Tomorrow I’ll Wake Up and Scald Myself with Tea

Republished from the show notes of my other site, Fuds on Film.

Part of that glut of late seventies Czech time travel comedies, and yes, I’m sure you’re as tired of hearing about them as I am writing about them.

I’ll keep this brief as I can’t imagine anyone listening to this isn’t intimately familiar with it, but on the off-chance you’ve been living under a rock for the past forty years, we’re introduced to twins Jan and Karel, one a mild mannered engineer who invented the process of time travel and used it to set up a chrono-tourist business, the other a brash, womanising drunk and also pilot/astronaut of the spacecraft used to bend time to our will.

His reckless lifestyle leads Karel into financial difficulty, making him an easy target for a group of Nazis who have hatched a plan to take an advanced weapon back to Hitler mid WW2 to change the course of history.

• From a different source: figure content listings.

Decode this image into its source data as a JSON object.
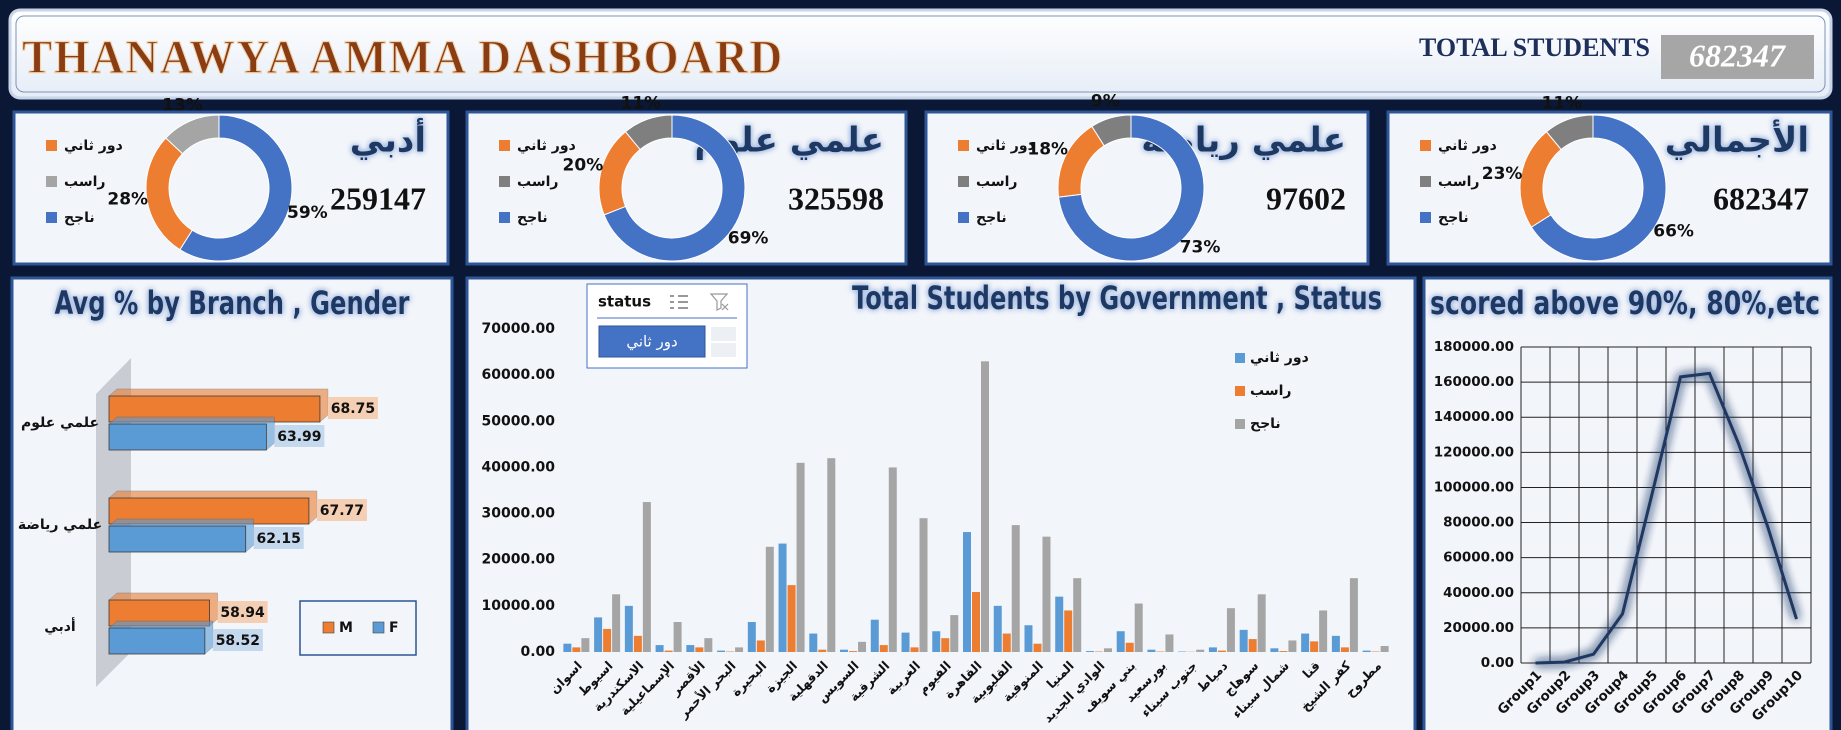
{
  "header": {
    "title": "THANAWYA AMMA DASHBOARD",
    "total_label": "TOTAL STUDENTS",
    "total_value": 682347
  },
  "chart_data": [
    {
      "type": "donut",
      "title": "أدبي",
      "total": 259147,
      "categories": [
        "دور ثاني",
        "راسب",
        "ناجح"
      ],
      "colors": [
        "#ed7d31",
        "#a5a5a5",
        "#4472c4"
      ],
      "values": [
        28,
        13,
        59
      ],
      "value_labels": [
        "28%",
        "13%",
        "59%"
      ]
    },
    {
      "type": "donut",
      "title": "علمي علوم",
      "total": 325598,
      "categories": [
        "دور ثاني",
        "راسب",
        "ناجح"
      ],
      "colors": [
        "#ed7d31",
        "#7f7f7f",
        "#4472c4"
      ],
      "values": [
        20,
        11,
        69
      ],
      "value_labels": [
        "20%",
        "11%",
        "69%"
      ]
    },
    {
      "type": "donut",
      "title": "علمي رياضه",
      "total": 97602,
      "categories": [
        "دور ثاني",
        "راسب",
        "ناجح"
      ],
      "colors": [
        "#ed7d31",
        "#7f7f7f",
        "#4472c4"
      ],
      "values": [
        18,
        9,
        73
      ],
      "value_labels": [
        "18%",
        "9%",
        "73%"
      ]
    },
    {
      "type": "donut",
      "title": "الأجمالي",
      "total": 682347,
      "categories": [
        "دور ثاني",
        "راسب",
        "ناجح"
      ],
      "colors": [
        "#ed7d31",
        "#7f7f7f",
        "#4472c4"
      ],
      "values": [
        23,
        11,
        66
      ],
      "value_labels": [
        "23%",
        "11%",
        "66%"
      ]
    },
    {
      "type": "hbar",
      "title": "Avg % by Branch , Gender",
      "categories": [
        "علمي علوم",
        "علمي رياضة",
        "أدبي"
      ],
      "series": [
        {
          "name": "M",
          "color": "#ed7d31",
          "values": [
            68.75,
            67.77,
            58.94
          ]
        },
        {
          "name": "F",
          "color": "#5b9bd5",
          "values": [
            63.99,
            62.15,
            58.52
          ]
        }
      ],
      "xlim": [
        50,
        70
      ]
    },
    {
      "type": "column",
      "title": "Total Students by Government , Status",
      "slicer": {
        "title": "status",
        "selected": "دور ثاني"
      },
      "categories": [
        "اسوان",
        "اسيوط",
        "الاسكندرية",
        "الإسماعيلية",
        "الأقصر",
        "البحر الأحمر",
        "البحيرة",
        "الجيزة",
        "الدقهلية",
        "السويس",
        "الشرقية",
        "الغربية",
        "الفيوم",
        "القاهرة",
        "القليوبية",
        "المنوفية",
        "المنيا",
        "الوادي الجديد",
        "بني سويف",
        "بورسعيد",
        "جنوب سيناء",
        "دمياط",
        "سوهاج",
        "شمال سيناء",
        "قنا",
        "كفر الشيخ",
        "مطروح"
      ],
      "series": [
        {
          "name": "دور ثاني",
          "color": "#5b9bd5",
          "values": [
            1800,
            7500,
            10000,
            1500,
            1500,
            300,
            6500,
            23500,
            4000,
            500,
            7000,
            4200,
            4500,
            26000,
            10000,
            5800,
            12000,
            200,
            4500,
            500,
            100,
            1000,
            4800,
            800,
            4000,
            3500,
            300
          ]
        },
        {
          "name": "راسب",
          "color": "#ed7d31",
          "values": [
            1000,
            5000,
            3500,
            300,
            1000,
            100,
            2500,
            14500,
            500,
            200,
            1500,
            1000,
            3000,
            13000,
            4000,
            1800,
            9000,
            100,
            2000,
            100,
            50,
            300,
            2800,
            200,
            2300,
            1000,
            100
          ]
        },
        {
          "name": "ناجح",
          "color": "#a5a5a5",
          "values": [
            3000,
            12500,
            32500,
            6500,
            3000,
            1000,
            22800,
            41000,
            42000,
            2200,
            40000,
            29000,
            8000,
            63000,
            27500,
            25000,
            16000,
            800,
            10500,
            3800,
            500,
            9500,
            12500,
            2500,
            9000,
            16000,
            1300
          ]
        }
      ],
      "ylim": [
        0,
        70000
      ],
      "yticks": [
        {
          "value": 0,
          "label": "0.00"
        },
        {
          "value": 10000,
          "label": "10000.00"
        },
        {
          "value": 20000,
          "label": "20000.00"
        },
        {
          "value": 30000,
          "label": "30000.00"
        },
        {
          "value": 40000,
          "label": "40000.00"
        },
        {
          "value": 50000,
          "label": "50000.00"
        },
        {
          "value": 60000,
          "label": "60000.00"
        },
        {
          "value": 70000,
          "label": "70000.00"
        }
      ]
    },
    {
      "type": "line",
      "title": "scored above 90%, 80%,etc",
      "color": "#1f3864",
      "categories": [
        "Group1",
        "Group2",
        "Group3",
        "Group4",
        "Group5",
        "Group6",
        "Group7",
        "Group8",
        "Group9",
        "Group10"
      ],
      "values": [
        0,
        500,
        5000,
        28000,
        95000,
        163000,
        165000,
        125000,
        78000,
        25000
      ],
      "ylim": [
        0,
        180000
      ],
      "yticks": [
        {
          "value": 0,
          "label": "0.00"
        },
        {
          "value": 20000,
          "label": "20000.00"
        },
        {
          "value": 40000,
          "label": "40000.00"
        },
        {
          "value": 60000,
          "label": "60000.00"
        },
        {
          "value": 80000,
          "label": "80000.00"
        },
        {
          "value": 100000,
          "label": "100000.00"
        },
        {
          "value": 120000,
          "label": "120000.00"
        },
        {
          "value": 140000,
          "label": "140000.00"
        },
        {
          "value": 160000,
          "label": "160000.00"
        },
        {
          "value": 180000,
          "label": "180000.00"
        }
      ],
      "grid": true
    }
  ]
}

There’re safeguards against such things, of course, but the pilot can over-ride them. Finding this less risky than a payday loan service, Karel agrees to sell his soul to the Nazis. Not long after, he chokes to death on a roll.

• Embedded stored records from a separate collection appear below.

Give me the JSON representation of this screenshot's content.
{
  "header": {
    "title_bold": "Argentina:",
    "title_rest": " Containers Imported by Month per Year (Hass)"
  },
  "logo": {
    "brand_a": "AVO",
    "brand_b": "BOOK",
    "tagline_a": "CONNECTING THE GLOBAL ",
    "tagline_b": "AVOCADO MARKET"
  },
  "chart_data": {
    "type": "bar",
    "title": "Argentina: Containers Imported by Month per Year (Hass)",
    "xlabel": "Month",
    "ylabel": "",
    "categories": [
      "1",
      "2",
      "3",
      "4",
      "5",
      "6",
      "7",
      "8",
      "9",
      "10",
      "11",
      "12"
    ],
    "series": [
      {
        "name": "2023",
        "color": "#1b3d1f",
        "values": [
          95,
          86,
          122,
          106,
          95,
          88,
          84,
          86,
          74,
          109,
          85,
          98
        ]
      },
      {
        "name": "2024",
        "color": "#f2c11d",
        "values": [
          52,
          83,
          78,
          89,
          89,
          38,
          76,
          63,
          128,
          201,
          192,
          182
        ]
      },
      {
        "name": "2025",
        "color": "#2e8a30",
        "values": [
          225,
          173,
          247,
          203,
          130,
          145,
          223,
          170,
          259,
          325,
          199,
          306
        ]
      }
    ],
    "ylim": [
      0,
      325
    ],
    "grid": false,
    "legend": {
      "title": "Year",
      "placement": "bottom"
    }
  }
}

While Jan’s upset by his brother’s death, he also sees an opportunity to make a change to a life that he’s finding mundane and unfulfilling. He assumes Karel’s identity, and all of the hassle that comes along with it – with angry husbands being the least of it – and before long he’s an unwitting Nazi accomplice, trying to foil their plans while keeping himself alive.

Being a comedy, there’s a fair amount of bumbling ineptitude from everyone involved, leading to a nicely convoluted final act where there’s something of a do-over with multiple, day-apart versions of people flailing around, the details of which I’ll leave to the interested.

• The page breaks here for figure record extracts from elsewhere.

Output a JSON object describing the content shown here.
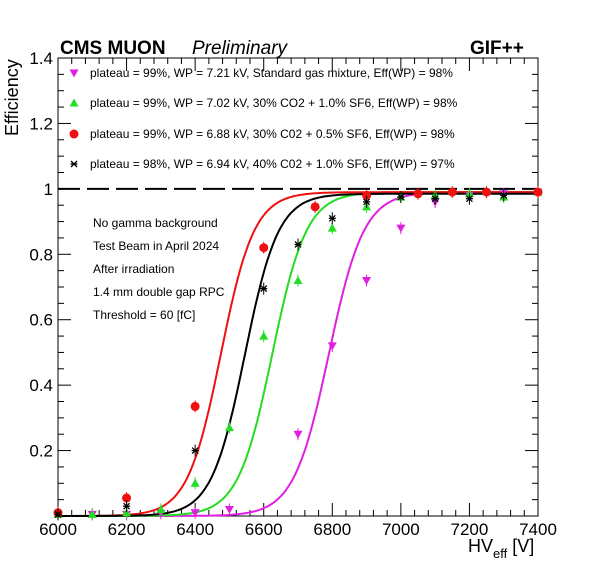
{
  "chart_data": {
    "type": "scatter",
    "header_left_bold": "CMS MUON",
    "header_left_italic": "Preliminary",
    "header_right": "GIF++",
    "xlabel": "HV",
    "xlabel_sub": "eff",
    "xlabel_unit": "[V]",
    "ylabel": "Efficiency",
    "xlim": [
      6000,
      7400
    ],
    "ylim": [
      0,
      1.4
    ],
    "x_ticks": [
      6000,
      6200,
      6400,
      6600,
      6800,
      7000,
      7200,
      7400
    ],
    "y_ticks": [
      0.2,
      0.4,
      0.6,
      0.8,
      1,
      1.2,
      1.4
    ],
    "reference_line_y": 1,
    "legend_placement": "top",
    "notes": [
      "No gamma background",
      "Test Beam in April 2024",
      "After irradiation",
      "1.4 mm double gap RPC",
      "Threshold = 60 [fC]"
    ],
    "series": [
      {
        "name": "plateau = 99%, WP = 7.21 kV, Standard gas mixture, Eff(WP) = 98%",
        "color": "#e020e0",
        "marker": "triangle-down",
        "plateau": 0.99,
        "hv50": 6790,
        "slope": 0.0195,
        "x": [
          6000,
          6100,
          6200,
          6300,
          6400,
          6500,
          6700,
          6800,
          6900,
          7000,
          7100,
          7200,
          7300,
          7400
        ],
        "y": [
          0.005,
          0.005,
          0.005,
          0.008,
          0.01,
          0.02,
          0.25,
          0.52,
          0.72,
          0.88,
          0.96,
          0.98,
          0.985,
          0.99
        ]
      },
      {
        "name": "plateau = 99%, WP = 7.02 kV, 30% CO2 + 1.0% SF6, Eff(WP) = 98%",
        "color": "#22dd22",
        "marker": "triangle-up",
        "plateau": 0.99,
        "hv50": 6625,
        "slope": 0.02,
        "x": [
          6000,
          6100,
          6200,
          6300,
          6400,
          6500,
          6600,
          6700,
          6800,
          6900,
          7000,
          7100,
          7200,
          7300,
          7400
        ],
        "y": [
          0.005,
          0.005,
          0.01,
          0.02,
          0.1,
          0.27,
          0.55,
          0.72,
          0.88,
          0.945,
          0.975,
          0.98,
          0.985,
          0.975,
          0.99
        ]
      },
      {
        "name": "plateau = 99%, WP = 6.88 kV, 30% C02 + 0.5% SF6, Eff(WP) = 98%",
        "color": "#ee1111",
        "marker": "circle",
        "plateau": 0.99,
        "hv50": 6475,
        "slope": 0.0205,
        "x": [
          6000,
          6200,
          6400,
          6600,
          6750,
          6900,
          7050,
          7150,
          7250,
          7400
        ],
        "y": [
          0.01,
          0.055,
          0.335,
          0.82,
          0.945,
          0.98,
          0.985,
          0.99,
          0.99,
          0.99
        ]
      },
      {
        "name": "plateau = 98%, WP = 6.94 kV, 40% C02 + 1.0% SF6, Eff(WP) = 97%",
        "color": "#000000",
        "marker": "star",
        "plateau": 0.985,
        "hv50": 6545,
        "slope": 0.0205,
        "x": [
          6000,
          6200,
          6400,
          6600,
          6700,
          6800,
          6900,
          7000,
          7100,
          7200,
          7300
        ],
        "y": [
          0.005,
          0.03,
          0.2,
          0.695,
          0.83,
          0.91,
          0.96,
          0.975,
          0.97,
          0.97,
          0.98
        ]
      }
    ]
  }
}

It would be cynical to say that we chose to cover Tomorrow I’ll Wake Up and Scald Myself with Tea purely on the strength of the title. Cynical, but entirely accurate, it being up there with Uncle Boonmee Who Can Recall His Past Lives as needlessly specific titles go. Apparently something of a cult classic in the UK following a terrestrial TV screening some decades back, I’d never heard of this, presumably for the reason that, hipsterism aside, it’s not all that remarkable a film.

I mean, it’s fine: the high level concept’s good, and there are enough chuckles raised throughout that I don’t think I’ve wasted my time watching it. But is it worth, hypothetically speaking, registering on Czech language piracy message boards to hunt down a copy? Probably not. It has quite the soundtrack, though.

In the admittedly astronomically unlikely event you stumble upon an easily accessible copy of this and you’re in the mood for some light, knockabout comedy, and I suppose also the disturbing increase in Actual Nazis knocking about these days hasn’t put them into the “no laughing matter” category for you, it’s an enjoyable enough watch.